Low blood sugar (hypoglycemia) is a common condition in children and adults with type 1 diabetes. If the condition is not treated it can lead to seizures, loss of consciousness or even death. At times people with diabetes do not recognize symptoms of low blood sugar; this is known as impaired awareness of hypoglycemia. Continuous wearing of glucose meter can help to identify hypoglycemia but the glucose sensor inserted under the skin typically has a delay.
"This delay can compromise the accuracy of measuring low glucose values," said the study's principal investigator, Marleen Olde Bekkink, M.D., Ph.D., an endocrinology fellow at Radboud University Medical Center in Nijmegen, Netherlands.
The biosensor transmitted the heart rate data to mobile Apple device, either an iPhone or iPod. The researchers used an algorithm to determine the various parameters of heart beat variability. A primary analysis was conducted on 39 hypoglycemic events that occurred in 10 participants.
According to Olde Bekkink , in 28 of low blood sugar events the algorithm detected variation in heart beat at the beginning of hypoglycemia. She also indicated that these changes occur due to increased activity of sympathetic nervous system and suppressed activity of the parasympathetic nervous system.
"Timely detection of impending hypoglycemia is critical to avoid severe, potentially life-threatening hypoglycemia," Olde Bekkink said. "Our proof-of-principle study found that measuring heart rate variability using a wearable device in an outpatient setting seems promising for alerting to upcoming hypoglycemia."

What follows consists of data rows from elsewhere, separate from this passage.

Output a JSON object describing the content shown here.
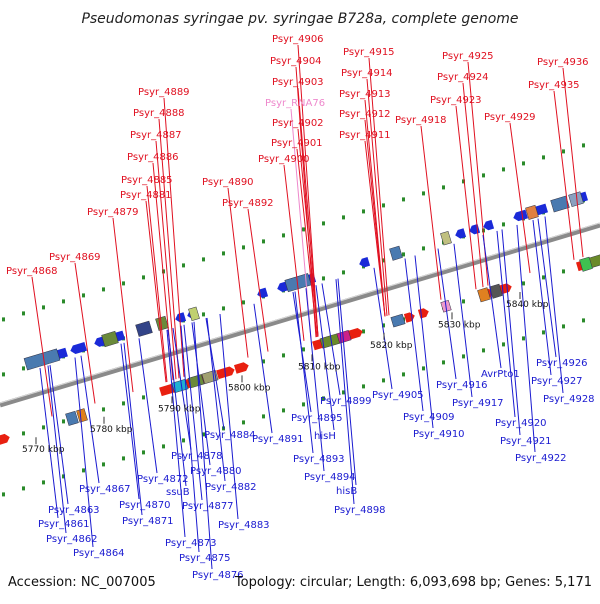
{
  "title": "Pseudomonas syringae pv. syringae B728a, complete genome",
  "accession_text": "Accession: NC_007005",
  "summary_text": "Topology: circular; Length: 6,093,698 bp; Genes: 5,171",
  "colors": {
    "forward_label": "#e01020",
    "reverse_label": "#1a1ad0",
    "rna_label": "#ee88cc",
    "backbone": "#8a8a8a",
    "track_dots": "#2a8a2a"
  },
  "ticks": [
    "5770 kbp",
    "5780 kbp",
    "5790 kbp",
    "5800 kbp",
    "5810 kbp",
    "5820 kbp",
    "5830 kbp",
    "5840 kbp"
  ],
  "forward_genes": [
    "Psyr_4868",
    "Psyr_4869",
    "Psyr_4879",
    "Psyr_4881",
    "Psyr_4885",
    "Psyr_4886",
    "Psyr_4887",
    "Psyr_4888",
    "Psyr_4889",
    "Psyr_4890",
    "Psyr_4892",
    "Psyr_4900",
    "Psyr_4901",
    "Psyr_4902",
    "Psyr_RNA76",
    "Psyr_4903",
    "Psyr_4904",
    "Psyr_4906",
    "Psyr_4911",
    "Psyr_4912",
    "Psyr_4913",
    "Psyr_4914",
    "Psyr_4915",
    "Psyr_4918",
    "Psyr_4923",
    "Psyr_4924",
    "Psyr_4925",
    "Psyr_4929",
    "Psyr_4935",
    "Psyr_4936"
  ],
  "reverse_genes": [
    "Psyr_4867",
    "Psyr_4863",
    "Psyr_4861",
    "Psyr_4862",
    "Psyr_4864",
    "Psyr_4870",
    "Psyr_4871",
    "Psyr_4872",
    "ssuB",
    "Psyr_4873",
    "Psyr_4875",
    "Psyr_4876",
    "Psyr_4877",
    "Psyr_4878",
    "Psyr_4880",
    "Psyr_4882",
    "Psyr_4883",
    "Psyr_4884",
    "Psyr_4891",
    "Psyr_4893",
    "Psyr_4894",
    "Psyr_4895",
    "hisH",
    "hisB",
    "Psyr_4898",
    "Psyr_4899",
    "Psyr_4905",
    "Psyr_4909",
    "Psyr_4910",
    "Psyr_4916",
    "Psyr_4917",
    "AvrPto1",
    "Psyr_4920",
    "Psyr_4921",
    "Psyr_4922",
    "Psyr_4926",
    "Psyr_4927",
    "Psyr_4928"
  ]
}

Olde Bekkink suggests that the algorithm should be refined further in order to increase its accuracy and precision.
About Type 1 Diabetes
Type 1 diabetes is a chronic condition in which the pancreas produces very little or no insulin. It is also known as insulin-dependent diabetes mellitus (IDDM). The most common symptoms of Type 1 diabetes are frequent urination, increased thirst, blurred vision, weight loss and weakness. Some of the complications related to diabetes are nerve damage, kidney damage, pregnancy complications and heart disease. The condition can be diagnosed by doing different blood tests like, Fasting plasma glucose (FPG) test, A1C test and Random plasma glucose (RPG) test.